The findings really should be independent of the code. Reproduction should occur by taking the methodology and re-implementing the software and running new experiments.
That's exactly the philosophy we follow e.g. in particle physics and its a common excuse to dismiss all guidelines made in the article.
However, this kind of validation/falsification is often done between different research groups (maybe using different but formally equivalent approaches) while people within the same group have to deal with the 10 years old code base.

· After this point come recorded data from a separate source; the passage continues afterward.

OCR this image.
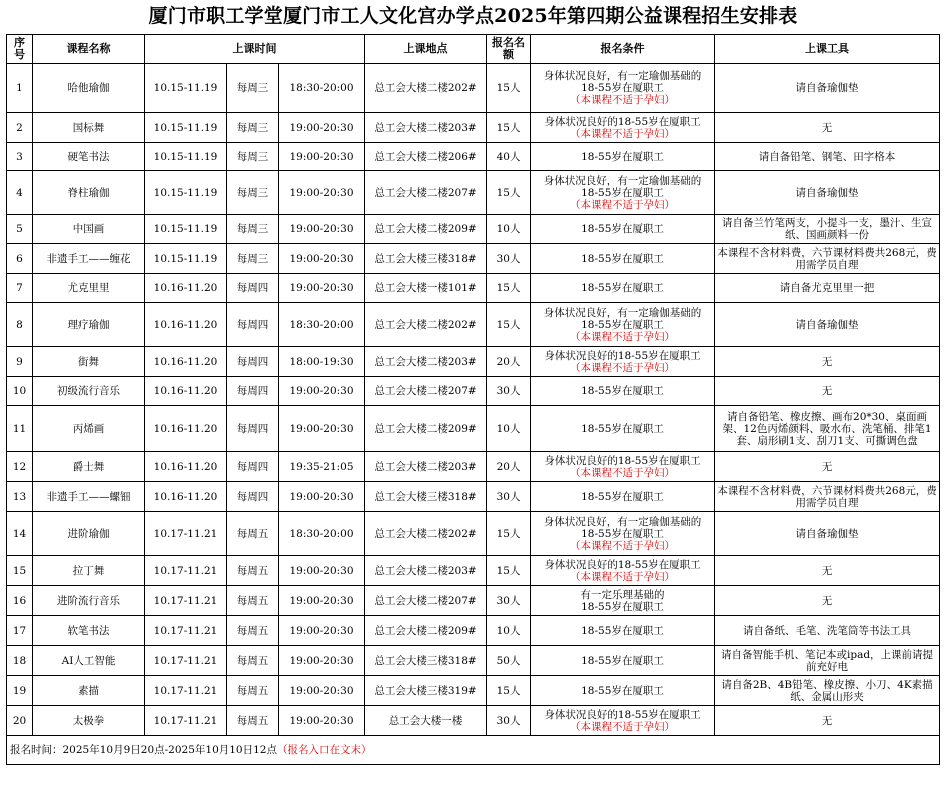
厦门市职工学堂厦门市工人文化宫办学点2025年第四期公益课程招生安排表
序号	课程名称	上课时间			上课地点	报名名额	报名条件	上课工具
1	哈他瑜伽	10.15-11.19	每周三	18:30-20:00	总工会大楼二楼202#	15人	身体状况良好，有一定瑜伽基础的
18-55岁在厦职工
（本课程不适于孕妇）	请自备瑜伽垫
2	国标舞	10.15-11.19	每周三	19:00-20:30	总工会大楼二楼203#	15人	身体状况良好的18-55岁在厦职工
（本课程不适于孕妇）	无
3	硬笔书法	10.15-11.19	每周三	19:00-20:30	总工会大楼二楼206#	40人	18-55岁在厦职工	请自备铅笔、钢笔、田字格本
4	脊柱瑜伽	10.15-11.19	每周三	19:00-20:30	总工会大楼二楼207#	15人	身体状况良好，有一定瑜伽基础的
18-55岁在厦职工
（本课程不适于孕妇）	请自备瑜伽垫
5	中国画	10.15-11.19	每周三	19:00-20:30	总工会大楼二楼209#	10人	18-55岁在厦职工	请自备兰竹笔两支，小提斗一支，墨汁、生宣纸、国画颜料一份
6	非遗手工——缠花	10.15-11.19	每周三	19:00-20:30	总工会大楼三楼318#	30人	18-55岁在厦职工	本课程不含材料费，六节课材料费共268元，费用需学员自理
7	尤克里里	10.16-11.20	每周四	19:00-20:30	总工会大楼一楼101#	15人	18-55岁在厦职工	请自备尤克里里一把
8	理疗瑜伽	10.16-11.20	每周四	18:30-20:00	总工会大楼二楼202#	15人	身体状况良好，有一定瑜伽基础的
18-55岁在厦职工
（本课程不适于孕妇）	请自备瑜伽垫
9	街舞	10.16-11.20	每周四	18:00-19:30	总工会大楼二楼203#	20人	身体状况良好的18-55岁在厦职工
（本课程不适于孕妇）	无
10	初级流行音乐	10.16-11.20	每周四	19:00-20:30	总工会大楼二楼207#	30人	18-55岁在厦职工	无
11	丙烯画	10.16-11.20	每周四	19:00-20:30	总工会大楼二楼209#	10人	18-55岁在厦职工	请自备铅笔、橡皮擦、画布20*30、桌面画架、12色丙烯颜料、吸水布、洗笔桶、排笔1套、扇形刷1支、刮刀1支、可撕调色盘
12	爵士舞	10.16-11.20	每周四	19:35-21:05	总工会大楼二楼203#	20人	身体状况良好的18-55岁在厦职工
（本课程不适于孕妇）	无
13	非遗手工——螺钿	10.16-11.20	每周四	19:00-20:30	总工会大楼三楼318#	30人	18-55岁在厦职工	本课程不含材料费，六节课材料费共268元，费用需学员自理
14	进阶瑜伽	10.17-11.21	每周五	18:30-20:00	总工会大楼二楼202#	15人	身体状况良好，有一定瑜伽基础的
18-55岁在厦职工
（本课程不适于孕妇）	请自备瑜伽垫
15	拉丁舞	10.17-11.21	每周五	19:00-20:30	总工会大楼二楼203#	15人	身体状况良好的18-55岁在厦职工
（本课程不适于孕妇）	无
16	进阶流行音乐	10.17-11.21	每周五	19:00-20:30	总工会大楼二楼207#	30人	有一定乐理基础的
18-55岁在厦职工	无
17	软笔书法	10.17-11.21	每周五	19:00-20:30	总工会大楼二楼209#	10人	18-55岁在厦职工	请自备纸、毛笔、洗笔筒等书法工具
18	AI人工智能	10.17-11.21	每周五	19:00-20:30	总工会大楼三楼318#	50人	18-55岁在厦职工	请自备智能手机、笔记本或ipad，上课前请提前充好电
19	素描	10.17-11.21	每周五	19:00-20:30	总工会大楼三楼319#	15人	18-55岁在厦职工	请自备2B、4B铅笔、橡皮擦、小刀、4K素描纸、金属山形夹
20	太极拳	10.17-11.21	每周五	19:00-20:30	总工会大楼一楼	30人	身体状况良好的18-55岁在厦职工
（本课程不适于孕妇）	无
报名时间：2025年10月9日20点-2025年10月10日12点（报名入口在文末）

I myself had very bad experience with extending the undocumented Fortran 77 code (lots of gotos and common blocks) of my supervisor. Finally, I decided to rewrite the whole thing including my new results instead of just somehow embedding my results into the old code for two reasons: (1) I'm presumably faster in rewriting the whole thing including my new research rather than struggling with the old code and (2) I simply would not trust in the numerical results/phenomenology produced by the code.
After all, I'm wasting 2 months of my PhD for the marriage of my own results with known results which -in principle- could have been done within one day if the code base would allow for it.
So yes, If it's a one-man-show I would not give too much on code quality (though unit tests and git can safe quite a lot of time during development) but if there is a chance that someone else is going to touch the code in near future it will save time to your colleagues and improve the overall (scientific) productivity.
> If it's a one-man-show I would not give too much on code quality
This makes me a little uneasy, as I'm not too worried about code quality can easily translate into Yes I know my code is full of undefined behaviour, and I don't care.
> PS: quite excited about my first post here
Welcome to HN! reddit has more cats, Slashdot has more jokes about sharks and laserbeams, but somehow we get by.
Are we talking actual undefined behavior or just behavior that's undefined by the language standard?
The latter isn't great practice, but if your environment handles behavior deterministically, and you publish the version of the compiler you're using, it doesn't seem to be a problem for this type of code.
> Are we talking actual undefined behavior or just behavior that's undefined by the language standard?
'Undefined behaviour' is a term-of-art in C/C++ programming, there's no ambiguity.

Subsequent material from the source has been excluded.